Personal information
- Born: February 22, 1989 (age 37) Harlingen, Texas, U.S.
- Listed height: 6 ft 3 in (1.91 m)
- Listed weight: 230 lb (104 kg)

Career information
- Position: Linebacker
- High school: Los Fresnos (TX)
- College: UTEP (2007–2011)

Career history
- UTEP (2011–2012) Assistant in football operations; UTEP (2013–2014) Graduate assistant; Texas A&M (2015–2017) Special teams quality control coach; Arizona (2018–2020) Special teams coordinator; Marshall (2021) Special teams coordinator; Los Angeles Rams (2022–2023) Assistant special teams coach; New England Patriots (2024–present) Special teams coordinator;

= Jeremy Springer =

American football player and coach (born 1989)

Jeremy Shane Springer (born February 22, 1989) is an American football coach who is the special teams coordinator for the New England Patriots of the National Football League (NFL). He played college football for the UTEP Miners and previously coached them, the Texas A&M Aggies, Arizona Wildcats, Marshall Thundering Herd and Los Angeles Rams.

==Early life==
Springer was born on February 22, 1989, in Harlingen, Texas. He attended Los Fresnos High School and played football, basketball and track & field. He played wide receiver through his junior year before switching to quarterback and becoming starter as a senior in 2006. He played with his twin brother at Los Fresnos and set school records for single season passing yards and points scored. He totaled in his senior year 3,489 passing yards and 42 touchdowns while running for 632 yards and 15 touchdowns, being named all-state and the district player of the year. Off the field, Springer was a member of the National Honor Society and was listed in Who's Who Among American High School Students.

Springer committed to play college football for the UTEP Miners. He redshirted as a freshman in 2007. The following year, he played three games as a backup quarterback but threw no passes. He moved to middle linebacker in 2009 and started all of their games, having 66 tackles, third-most on the team, and three pass breakups. He had 25 tackles in 2010 and was voted a team captain as a senior in 2011. He totaled 161 tackles and an interception in his collegiate career.

==Coaching career==

=== UTEP ===
While still playing at UTEP in 2011, Springer served as an assistant in football operations for the team.
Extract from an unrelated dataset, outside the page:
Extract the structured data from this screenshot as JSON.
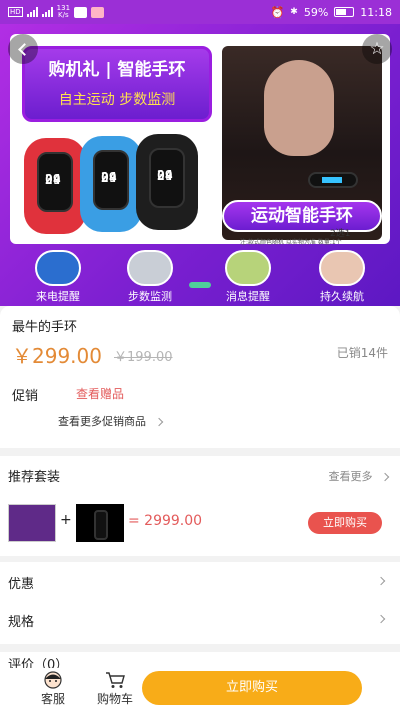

He served in this position through 2012, and from 2013 to 2014 was a graduate assistant working with special teams and the defensive line.

=== Texas A&M ===
In 2015, he joined the Texas A&M Aggies as a special teams quality control coach, working with Jeff Banks, who had been on the UTEP staff while Springer was still a player.

=== Arizona ===
In 2018, Springer joined the Arizona Wildcats as special teams coordinator.

=== Marshall ===
In 2021, he was hired to be the special teams coordinator for the Marshall Thundering Herd in 2021.

=== Los Angeles Rams ===
Although initially reported to have joined the Ole Miss Rebels as special teams coordinator in 2022, Springer ultimately entered the professional ranks by becoming assistant special teams coach for the Los Angeles Rams of the National Football League (NFL).

=== New England Patriots ===
Following two years with the Rams, Springer was named the special teams coordinator of the New England Patriots in 2024 under head coach Jerod Mayo, and was retained upon the hiring of Mike Vrabel the next season.

During his rookie coaching season with the Patriots, Springer won praise from Patriots fans and NFL media for the strong special teams performance that marked a sharp difference from the offensive and defensive struggles led by Alex Van Pelt and DeMarcus Covington during the season, respectively.